The Change Your Mindset Podcast

Welcome to the Change Your Mindset podcast, hosted by Peter Margaritis, CPA, AKA The Accidental Accountant. Peter is a speaker, expert in applied improvisation and author of the book 'Improv Is No Joke, Using Improvization to Create Positive Results in Leadership and Life'. Peter's new book, Taking the Numb Our of Numbers: Explaining & Presenting Financial Information with Confidence and Clarity will be published in June 2018.

S4E40. Manage Your Stress with a Dose of Humor

I’ll be the first to tell you – improv isn’t all about comedy and making people laugh. However, improv can be a great tool for humor and is how most people are introduced to it. My own introduction to improv involved using it and comedy as coping mechanisms for the challenges life was throwing my way.

The fundamentals of improv have been a literal lifesaver for me in helping me deal with extremely stressful situations throughout my life.
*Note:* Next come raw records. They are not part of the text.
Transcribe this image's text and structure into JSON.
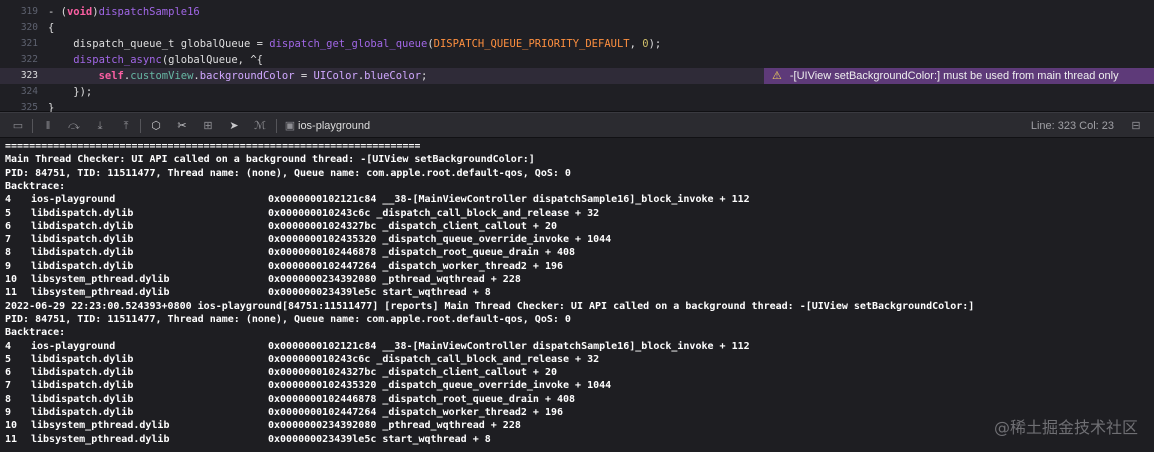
{
  "editor": {
    "lines": [
      {
        "num": "319",
        "segments": [
          [
            "plain",
            "- ("
          ],
          [
            "kw",
            "void"
          ],
          [
            "plain",
            ")"
          ],
          [
            "fn",
            "dispatchSample16"
          ]
        ]
      },
      {
        "num": "320",
        "segments": [
          [
            "plain",
            "{"
          ]
        ]
      },
      {
        "num": "321",
        "segments": [
          [
            "plain",
            "    dispatch_queue_t globalQueue = "
          ],
          [
            "fn",
            "dispatch_get_global_queue"
          ],
          [
            "plain",
            "("
          ],
          [
            "cn",
            "DISPATCH_QUEUE_PRIORITY_DEFAULT"
          ],
          [
            "plain",
            ", "
          ],
          [
            "num",
            "0"
          ],
          [
            "plain",
            ");"
          ]
        ]
      },
      {
        "num": "322",
        "segments": [
          [
            "plain",
            "    "
          ],
          [
            "fn",
            "dispatch_async"
          ],
          [
            "plain",
            "(globalQueue, ^{"
          ]
        ]
      },
      {
        "num": "323",
        "segments": [
          [
            "plain",
            "        "
          ],
          [
            "kw",
            "self"
          ],
          [
            "plain",
            "."
          ],
          [
            "prop",
            "customView"
          ],
          [
            "plain",
            "."
          ],
          [
            "cls",
            "backgroundColor"
          ],
          [
            "plain",
            " = "
          ],
          [
            "cls",
            "UIColor"
          ],
          [
            "plain",
            "."
          ],
          [
            "cls",
            "blueColor"
          ],
          [
            "plain",
            ";"
          ]
        ]
      },
      {
        "num": "324",
        "segments": [
          [
            "plain",
            "    });"
          ]
        ]
      },
      {
        "num": "325",
        "segments": [
          [
            "plain",
            "}"
          ]
        ]
      }
    ],
    "highlight_line": "323",
    "issue_text": "-[UIView setBackgroundColor:] must be used from main thread only"
  },
  "debug_bar": {
    "target": "ios-playground",
    "line_col": "Line: 323  Col: 23"
  },
  "console": {
    "separator": "=====================================================================",
    "blocks": [
      {
        "header": [
          "Main Thread Checker: UI API called on a background thread: -[UIView setBackgroundColor:]"
        ],
        "pid": "PID: 84751, TID: 11511477, Thread name: (none), Queue name: com.apple.root.default-qos, QoS: 0",
        "backtrace_label": "Backtrace:",
        "frames": [
          {
            "i": "4",
            "lib": "ios-playground",
            "addr": "0x0000000102121c84 __38-[MainViewController dispatchSample16]_block_invoke + 112"
          },
          {
            "i": "5",
            "lib": "libdispatch.dylib",
            "addr": "0x000000010243c6c _dispatch_call_block_and_release + 32"
          },
          {
            "i": "6",
            "lib": "libdispatch.dylib",
            "addr": "0x00000001024327bc _dispatch_client_callout + 20"
          },
          {
            "i": "7",
            "lib": "libdispatch.dylib",
            "addr": "0x0000000102435320 _dispatch_queue_override_invoke + 1044"
          },
          {
            "i": "8",
            "lib": "libdispatch.dylib",
            "addr": "0x0000000102446878 _dispatch_root_queue_drain + 408"
          },
          {
            "i": "9",
            "lib": "libdispatch.dylib",
            "addr": "0x0000000102447264 _dispatch_worker_thread2 + 196"
          },
          {
            "i": "10",
            "lib": "libsystem_pthread.dylib",
            "addr": "0x0000000234392080 _pthread_wqthread + 228"
          },
          {
            "i": "11",
            "lib": "libsystem_pthread.dylib",
            "addr": "0x000000023439le5c start_wqthread + 8"
          }
        ]
      },
      {
        "header": [
          "2022-06-29 22:23:00.524393+0800 ios-playground[84751:11511477] [reports] Main Thread Checker: UI API called on a background thread: -[UIView setBackgroundColor:]"
        ],
        "pid": "PID: 84751, TID: 11511477, Thread name: (none), Queue name: com.apple.root.default-qos, QoS: 0",
        "backtrace_label": "Backtrace:",
        "frames": [
          {
            "i": "4",
            "lib": "ios-playground",
            "addr": "0x0000000102121c84 __38-[MainViewController dispatchSample16]_block_invoke + 112"
          },
          {
            "i": "5",
            "lib": "libdispatch.dylib",
            "addr": "0x000000010243c6c _dispatch_call_block_and_release + 32"
          },
          {
            "i": "6",
            "lib": "libdispatch.dylib",
            "addr": "0x00000001024327bc _dispatch_client_callout + 20"
          },
          {
            "i": "7",
            "lib": "libdispatch.dylib",
            "addr": "0x0000000102435320 _dispatch_queue_override_invoke + 1044"
          },
          {
            "i": "8",
            "lib": "libdispatch.dylib",
            "addr": "0x0000000102446878 _dispatch_root_queue_drain + 408"
          },
          {
            "i": "9",
            "lib": "libdispatch.dylib",
            "addr": "0x0000000102447264 _dispatch_worker_thread2 + 196"
          },
          {
            "i": "10",
            "lib": "libsystem_pthread.dylib",
            "addr": "0x0000000234392080 _pthread_wqthread + 228"
          },
          {
            "i": "11",
            "lib": "libsystem_pthread.dylib",
            "addr": "0x000000023439le5c start_wqthread + 8"
          }
        ]
      }
    ],
    "watermark": "@稀土掘金技术社区"
  }
}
Stress is an everyday thing, and it can come from many sources. Some are the result of daily frustrations, while others come from unexpected challenges.

Do you remember the song, “Just a spoonful of sugar helps the medicine go down?” Mary Poppins was onto something. To digest something undesirable, but necessary, combine it with something sweet. You can take this advice literally, but if you’d rather not indulge in a sugar binge, why not give humor a try?

In a Forbes article by Jacquelyn Smith titled “10 Reasons Why Humor Is a Key to Success at Work,” she cites some statistics that validate the importance of humor. She writes, “Kerr says dozens of surveys suggest that humor can be at least one of the keys to success. A Robert Half International survey, for instance, found that 91% of executives believe a sense of humor is important for career advancement; while 84% feel that people with a good sense of humor do a better job. Another study by Bell Leadership Institute found that the two most desirable traits in leaders were a strong work ethic, and a good sense of humor.”

Humor doesn’t have to mean an on-the-job standup routine. It can be present in how you finish off an email, or a brief quip in passing to a colleague. It can also be expressed in kind and tasteful pranks. Laughter is a proven antidote for stress, and it comes naturally when the company culture is conducive to it. So be a part of it.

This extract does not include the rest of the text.